Rothko was wary of calling his paintings abstract although formally, they are incontrovertibly abstract. Each painting in the gallery, painted at the height of his career from 1949 to 1954, follows the same format: a canvas painted a single color, with hovering horizontal blocks of different colors atop it. The paintings were produced with thin layers of paint, and the depth created by this technique as well as the rugged edges of the color blocks allow the paintings colors to project outward. 

As I look around the room, I feel like I am being watched. The paintings are personable even as they radiate with something larger than the viewer’s mereness. Each appears solitary and self-contained. Yet they are social too: facing each other in silent togetherness. A chalky spring-like quality is cast out of Rothko’s “No. 2/No. 7/No. 20″ (1951). On the adjacent wall,Untitled (Purple, White, and Red) (1953) makes me think about continuance and erasure; it is as if paint has been wiped away in the middle white portion, and there is something nakedly alive in the red.

As I take a step back, the text “Soft Pillow 1990 catches my eye from the wall above the painting. Felix Gonzalez-Torres’s Untitled (1989) is a timeline composed of running text at the top of the wall. It is composed of personal and public events, which seem to be in no particular order. The piece takes the architectural form of a frieze. Its commemorative tone is delicate, contemplative. The text is broken by the space between walls, so that the sequence seems both continuous and finite. The silver text of the words and dates glint or fade illegibly depending on how the light strikes it, so one must move around the room to read it in its entirety. Felix Gonzalez-Torres often asks viewers to participate in his work’s meaning and continuance. In this internal self-portrait, events can be added or subtracted to the timeline as it lives on.

An Easy Death 1991  VCR 1978  Supreme Court 1986  Great Society 1964  Blue Flowers 1984

Beneath these dates, a low-hanging Rothko painting entitled “Untitled (Painting) (1953/54) appears weighed down by an expansive orange square. But it is also luminous. Its brush strokes have an upward tendency, something of mountainous elevation to them. I stand close to it, and something is relinquished; I feel physically small and larger than myself. It is a replenishing moment, especially in our current circumstances: At Home 2021.

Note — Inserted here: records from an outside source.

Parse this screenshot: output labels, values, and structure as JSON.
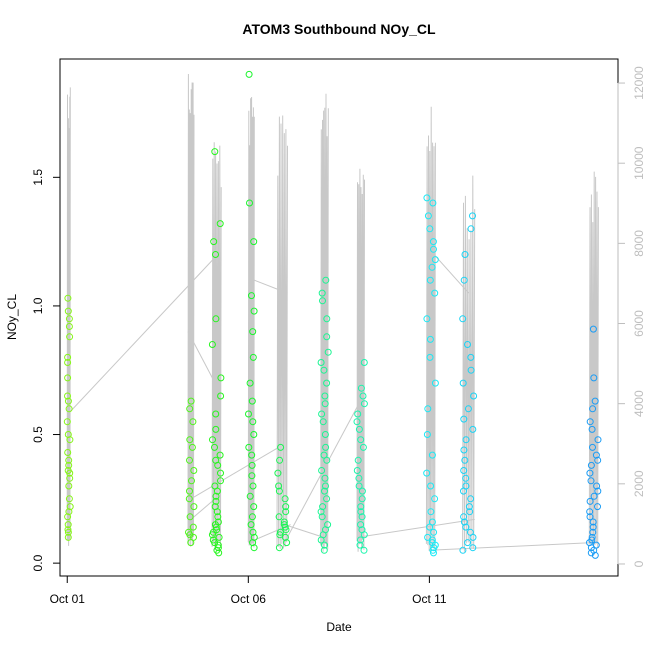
{
  "chart_data": {
    "type": "scatter",
    "title": "ATOM3 Southbound NOy_CL",
    "xlabel": "Date",
    "ylabel": "NOy_CL",
    "x_axis": {
      "type": "date",
      "range": [
        "2017-09-30T19:12",
        "2017-10-16T05:00"
      ],
      "ticks": [
        {
          "value": "2017-10-01",
          "label": "Oct 01"
        },
        {
          "value": "2017-10-06",
          "label": "Oct 06"
        },
        {
          "value": "2017-10-11",
          "label": "Oct 11"
        }
      ]
    },
    "y_axis": {
      "range": [
        -0.05,
        1.96
      ],
      "ticks": [
        {
          "value": 0.0,
          "label": "0.0"
        },
        {
          "value": 0.5,
          "label": "0.5"
        },
        {
          "value": 1.0,
          "label": "1.0"
        },
        {
          "value": 1.5,
          "label": "1.5"
        }
      ]
    },
    "y2_axis": {
      "label": "",
      "color": "#bebebe",
      "range": [
        -300,
        12600
      ],
      "ticks": [
        {
          "value": 0,
          "label": "0"
        },
        {
          "value": 2000,
          "label": "2000"
        },
        {
          "value": 4000,
          "label": "4000"
        },
        {
          "value": 6000,
          "label": "6000"
        },
        {
          "value": 8000,
          "label": "8000"
        },
        {
          "value": 10000,
          "label": "10000"
        },
        {
          "value": 12000,
          "label": "12000"
        }
      ]
    },
    "grid": false,
    "legend": "none",
    "colors": {
      "altitude_line": "#c8c8c8",
      "connector_line": "#c8c8c8",
      "point_gradient": [
        "#7fff00",
        "#00ff30",
        "#00ffb0",
        "#00ffff",
        "#0090ff"
      ]
    },
    "series": [
      {
        "flight_date": "2017-10-01",
        "color": "#86f518",
        "x_range": [
          "2017-10-01T00:00",
          "2017-10-01T02:00"
        ],
        "altitude_ft": {
          "min": 400,
          "max": 12200
        },
        "values": [
          0.1,
          0.12,
          0.13,
          0.15,
          0.18,
          0.2,
          0.22,
          0.25,
          0.3,
          0.33,
          0.35,
          0.36,
          0.38,
          0.4,
          0.43,
          0.48,
          0.5,
          0.55,
          0.6,
          0.63,
          0.65,
          0.72,
          0.78,
          0.8,
          0.88,
          0.92,
          0.95,
          0.98,
          1.03
        ]
      },
      {
        "flight_date": "2017-10-04",
        "color": "#4ef51a",
        "x_range": [
          "2017-10-04T08:00",
          "2017-10-04T12:00"
        ],
        "altitude_ft": {
          "min": 400,
          "max": 12600
        },
        "values": [
          0.08,
          0.1,
          0.11,
          0.12,
          0.14,
          0.18,
          0.22,
          0.25,
          0.28,
          0.32,
          0.36,
          0.4,
          0.45,
          0.48,
          0.55,
          0.6,
          0.63
        ]
      },
      {
        "flight_date": "2017-10-05",
        "color": "#26f51e",
        "x_range": [
          "2017-10-05T00:00",
          "2017-10-05T06:00"
        ],
        "altitude_ft": {
          "min": 300,
          "max": 10800
        },
        "values": [
          0.04,
          0.05,
          0.06,
          0.07,
          0.08,
          0.09,
          0.1,
          0.11,
          0.12,
          0.13,
          0.14,
          0.15,
          0.16,
          0.18,
          0.2,
          0.22,
          0.24,
          0.26,
          0.28,
          0.3,
          0.32,
          0.35,
          0.38,
          0.4,
          0.42,
          0.45,
          0.48,
          0.52,
          0.58,
          0.65,
          0.72,
          0.85,
          0.95,
          1.2,
          1.25,
          1.32,
          1.6
        ]
      },
      {
        "flight_date": "2017-10-06",
        "color": "#1af52c",
        "x_range": [
          "2017-10-06T00:00",
          "2017-10-06T04:00"
        ],
        "altitude_ft": {
          "min": 300,
          "max": 11800
        },
        "values": [
          0.06,
          0.08,
          0.1,
          0.12,
          0.15,
          0.18,
          0.22,
          0.26,
          0.3,
          0.34,
          0.38,
          0.42,
          0.45,
          0.5,
          0.55,
          0.58,
          0.63,
          0.7,
          0.8,
          0.9,
          0.98,
          1.04,
          1.25,
          1.4,
          1.9
        ]
      },
      {
        "flight_date": "2017-10-07",
        "color": "#1af554",
        "x_range": [
          "2017-10-06T19:00",
          "2017-10-07T02:00"
        ],
        "altitude_ft": {
          "min": 300,
          "max": 11200
        },
        "values": [
          0.06,
          0.08,
          0.1,
          0.11,
          0.12,
          0.13,
          0.14,
          0.15,
          0.16,
          0.18,
          0.2,
          0.22,
          0.25,
          0.28,
          0.3,
          0.35,
          0.4,
          0.45
        ]
      },
      {
        "flight_date": "2017-10-08",
        "color": "#1af592",
        "x_range": [
          "2017-10-08T00:00",
          "2017-10-08T05:00"
        ],
        "altitude_ft": {
          "min": 300,
          "max": 12200
        },
        "values": [
          0.05,
          0.07,
          0.09,
          0.11,
          0.13,
          0.15,
          0.18,
          0.2,
          0.22,
          0.25,
          0.28,
          0.3,
          0.33,
          0.36,
          0.4,
          0.42,
          0.45,
          0.5,
          0.55,
          0.58,
          0.62,
          0.65,
          0.7,
          0.75,
          0.78,
          0.82,
          0.88,
          0.95,
          1.02,
          1.05,
          1.1
        ]
      },
      {
        "flight_date": "2017-10-09",
        "color": "#1af5ac",
        "x_range": [
          "2017-10-09T00:00",
          "2017-10-09T05:00"
        ],
        "altitude_ft": {
          "min": 300,
          "max": 10500
        },
        "values": [
          0.05,
          0.07,
          0.09,
          0.11,
          0.13,
          0.15,
          0.18,
          0.2,
          0.22,
          0.25,
          0.28,
          0.3,
          0.33,
          0.36,
          0.4,
          0.45,
          0.48,
          0.52,
          0.55,
          0.58,
          0.62,
          0.65,
          0.68,
          0.78
        ]
      },
      {
        "flight_date": "2017-10-11",
        "color": "#1ae9f5",
        "x_range": [
          "2017-10-10T22:00",
          "2017-10-11T04:00"
        ],
        "altitude_ft": {
          "min": 300,
          "max": 11800
        },
        "values": [
          0.04,
          0.05,
          0.06,
          0.07,
          0.08,
          0.09,
          0.1,
          0.12,
          0.14,
          0.16,
          0.2,
          0.25,
          0.3,
          0.35,
          0.42,
          0.5,
          0.6,
          0.7,
          0.8,
          0.87,
          0.95,
          1.05,
          1.1,
          1.15,
          1.18,
          1.22,
          1.25,
          1.3,
          1.35,
          1.4,
          1.42
        ]
      },
      {
        "flight_date": "2017-10-12",
        "color": "#1ad3f5",
        "x_range": [
          "2017-10-11T22:00",
          "2017-10-12T06:00"
        ],
        "altitude_ft": {
          "min": 300,
          "max": 9700
        },
        "values": [
          0.05,
          0.06,
          0.08,
          0.1,
          0.12,
          0.14,
          0.16,
          0.18,
          0.2,
          0.22,
          0.25,
          0.28,
          0.3,
          0.33,
          0.36,
          0.4,
          0.44,
          0.48,
          0.52,
          0.56,
          0.6,
          0.65,
          0.7,
          0.75,
          0.8,
          0.85,
          0.95,
          1.1,
          1.2,
          1.3,
          1.35
        ]
      },
      {
        "flight_date": "2017-10-15",
        "color": "#1a9cf5",
        "x_range": [
          "2017-10-15T10:00",
          "2017-10-15T16:00"
        ],
        "altitude_ft": {
          "min": 300,
          "max": 10000
        },
        "values": [
          0.03,
          0.04,
          0.05,
          0.06,
          0.07,
          0.08,
          0.09,
          0.1,
          0.12,
          0.14,
          0.16,
          0.18,
          0.2,
          0.22,
          0.24,
          0.26,
          0.28,
          0.3,
          0.32,
          0.35,
          0.38,
          0.4,
          0.42,
          0.45,
          0.48,
          0.52,
          0.55,
          0.6,
          0.63,
          0.72,
          0.91
        ]
      }
    ],
    "connector_paths": [
      [
        [
          "2017-10-01T00:30",
          0.58
        ],
        [
          "2017-10-05T00:30",
          1.18
        ]
      ],
      [
        [
          "2017-10-04T10:00",
          0.17
        ],
        [
          "2017-10-05T02:00",
          0.25
        ]
      ],
      [
        [
          "2017-10-04T10:00",
          0.25
        ],
        [
          "2017-10-06T20:00",
          0.45
        ]
      ],
      [
        [
          "2017-10-04T08:00",
          0.9
        ],
        [
          "2017-10-05T02:00",
          0.7
        ]
      ],
      [
        [
          "2017-10-06T00:00",
          0.08
        ],
        [
          "2017-10-07T04:00",
          0.15
        ]
      ],
      [
        [
          "2017-10-06T04:00",
          1.1
        ],
        [
          "2017-10-07T02:00",
          1.05
        ]
      ],
      [
        [
          "2017-10-07T00:00",
          0.15
        ],
        [
          "2017-10-08T02:00",
          0.1
        ]
      ],
      [
        [
          "2017-10-07T00:00",
          0.08
        ],
        [
          "2017-10-09T04:00",
          0.65
        ]
      ],
      [
        [
          "2017-10-09T00:00",
          0.1
        ],
        [
          "2017-10-12T06:00",
          0.17
        ]
      ],
      [
        [
          "2017-10-11T00:00",
          1.22
        ],
        [
          "2017-10-12T02:00",
          1.05
        ]
      ],
      [
        [
          "2017-10-11T00:00",
          0.05
        ],
        [
          "2017-10-15T12:00",
          0.08
        ]
      ]
    ]
  }
}
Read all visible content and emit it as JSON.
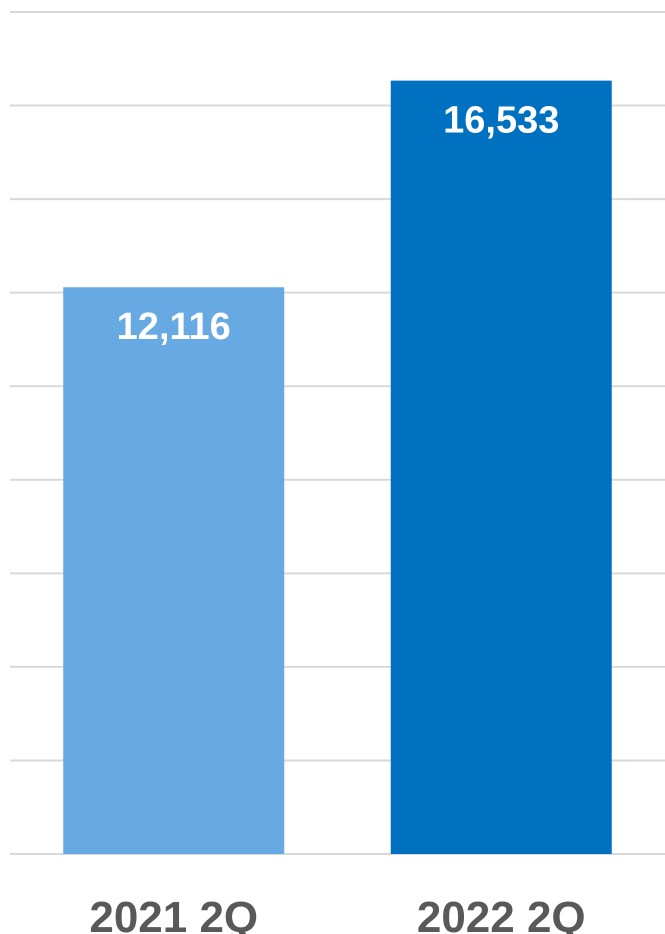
{
  "chart_data": {
    "type": "bar",
    "title": "",
    "xlabel": "",
    "ylabel": "",
    "categories": [
      "2021 2Q",
      "2022 2Q"
    ],
    "values": [
      12116,
      16533
    ],
    "data_labels": [
      "12,116",
      "16,533"
    ],
    "ylim": [
      0,
      18000
    ],
    "grid": true,
    "legend": "none",
    "bar_colors": [
      "#67a9e2",
      "#0070c0"
    ]
  }
}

To be right up close to these paintings, in a time when we can’t casually be close with one another, stirs a quiet intimacy. During a time when we are so aware of ourselves — who we can hold, who we can breathe upon and breathe in front of — at a time when we move through the city in protective ways, shielding ourselves, sanitizing our bodies, feeling altogether untouchable: this exhibition. Here, we can allow the paintings to pulse before us, radiate, hold us. We might unwrap and unfold ourselves before something more deeply human and enduring than our conditions. Rest. I leave feeling more present, more just. 

An invitation, as the days become warmer and we emerge from winter’s exhalation — if you need a place to be, I suggest it may be found briefly here. 

The show is on view in Gallery 293 of the Art Institute of Chicago.